Cystic fibrosis (CF) is considered a disease that could be treated by gene therapy, yet the results from past clinical trials showed only transient transgene expression. Gene therapy vectors are mostly studied in cultured cells, rodent models or non-human primates, but it is difficult to test them in human system prior to clinical studies. In this study, we investigated the possibility of using human sweat glands as a model for testing CF gene therapy vectors. In order to deliver genes to human sweat glands ex vivo, we explored various gene delivery methods using a helper-dependent adenovirus vector containing cytokeratin 18 regulatory elements. Gene delivery to sweat glands in skin organ culture by topical application, intra-dermal injection or submerged culture was not effective. We were able to enhance transduction efficiency by isolating and pre-treating sweat glands with dispase, which indicates that the basement membrane is a critical barrier to gene delivery by adenoviral vectors. Using this approach, we showed that the Cftr gene could be efficiently delivered to and expressed by the epithelial cells of sweat glands with our helper dependent adenoviral vector. Based on our study we propose that sweat glands can be used as an alternative model to study functional efficacy of CF gene therapy in humans.

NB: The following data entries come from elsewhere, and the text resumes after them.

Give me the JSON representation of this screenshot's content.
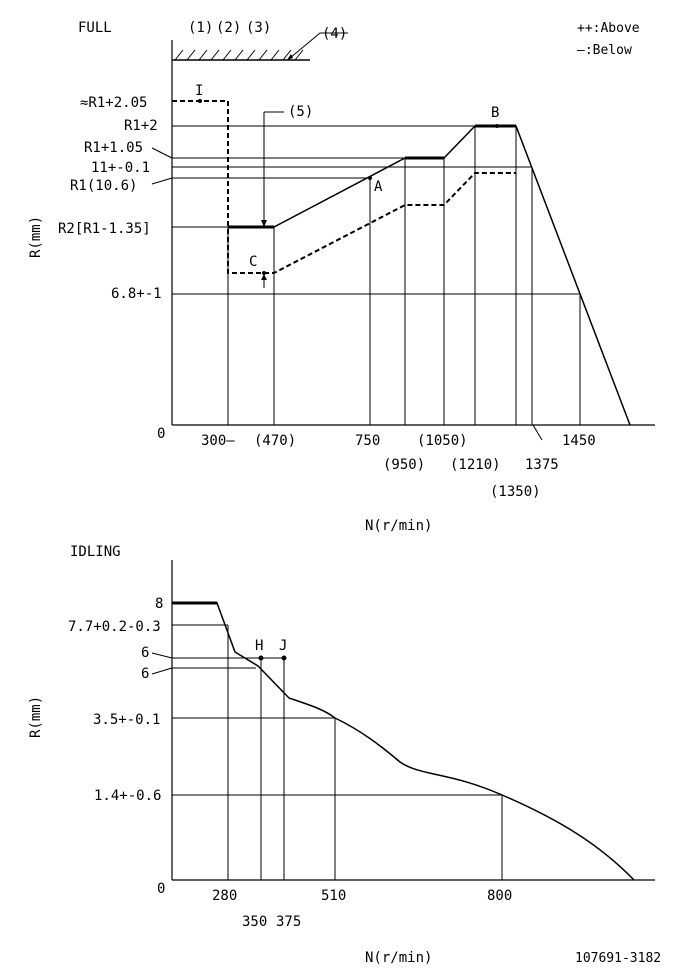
{
  "full": {
    "title": "FULL",
    "legend": {
      "above": "++:Above",
      "below": "—:Below"
    },
    "notes": [
      "(1)",
      "(2)",
      "(3)",
      "(4)",
      "(5)"
    ],
    "axis_x_label": "N(r/min)",
    "axis_y_label": "R(mm)",
    "origin": "0",
    "y_labels": [
      "≈R1+2.05",
      "R1+2",
      "R1+1.05",
      "11+-0.1",
      "R1(10.6)",
      "R2[R1-1.35]",
      "6.8+-1"
    ],
    "x_labels": [
      "300—",
      "(470)",
      "750",
      "(950)",
      "(1050)",
      "(1210)",
      "(1350)",
      "1375",
      "1450"
    ],
    "points": [
      "I",
      "A",
      "B",
      "C"
    ],
    "speeds": [
      300,
      470,
      750,
      950,
      1050,
      1210,
      1350,
      1375,
      1450
    ]
  },
  "idling": {
    "title": "IDLING",
    "axis_x_label": "N(r/min)",
    "axis_y_label": "R(mm)",
    "origin": "0",
    "y_labels": [
      "8",
      "7.7+0.2-0.3",
      "6",
      "6",
      "3.5+-0.1",
      "1.4+-0.6"
    ],
    "x_labels": [
      "280",
      "350",
      "375",
      "510",
      "800"
    ],
    "points": [
      "H",
      "J"
    ],
    "speeds": [
      280,
      350,
      375,
      510,
      800
    ]
  },
  "doc_id": "107691-3182"
}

110. Helper-Dependent Adenovirus with the Cytokeratin-18 Promoter Produces Greater Transepithelial Chloride Current and More Persistent Transgene Expression Than the CMV Promoter in Differentiated Human Airway Epithelia

Gene transfer of the wild-type CFTR cDNA to airway epithelia could rescue the electrolyte transport defect and represent an attractive strategy for treating the genetic disease cystic fibrosis (CF). Numerous gene transfer vectors have expressed CFTR under control of the cytomegalovirus (CMV) enhancer/promoter because it generates robust expression in many cell types. However, this promoter could drive expression in cell types that do not normally express CFTR and may yield limited persistence. An alternative enhancer/promoter is from the cytoskeletal protein cytokeratin-18 (K18); cytokeratin-18 is constitutively expressed in differentiated epithelia and has a tissue distribution similar to CFTR. To test the K18 promoter, we used helper-dependent adenoviral vectors and compared transgene expression driven by the K18 and CMV promoters. We delivered them to well-differentiated primary cultures of CF airway epithelia grown at the air-liquid interface. We applied vector to the basolateral surface to facilitate infection through binding of the adenovirus receptor CAR. With a β-galactosidase transgene, the CMV promoter generated much greater β-galactosidase activity and total protein levels than the K18 promoter. However, the opposite pattern emerged when the two promoters drove CFTR expression; the K18 promoter generated greater transepithelial chloride current than the CMV promoter. These results suggested that the two promoters might drive expression in different cell types. We found that the CMV promoter generated the most intense X-Gal staining in basal cells. In contrast, the K18 promoter generated diffuse staining in columnar epithelial cells. These results suggest that the K18 promoter produced relatively greater CFTR expression in columnar epithelial cells that touch the apical surface and are responsible for transepithelial chloride transport, whereas the CMV promoter generated greater expression in basal cells. We also compared the persistence of transgene expression. Over the course of 12 weeks, transgene expression driven by the K18 promoter remained relatively constant, while transgene expression from the CMV promoter fell rapidly. These data emphasize the importance of appropriate regulatory elements in developing gene transfer vectors for CF airway epithelia and suggest that the K18 promoter may have advantages over the CMV promoter.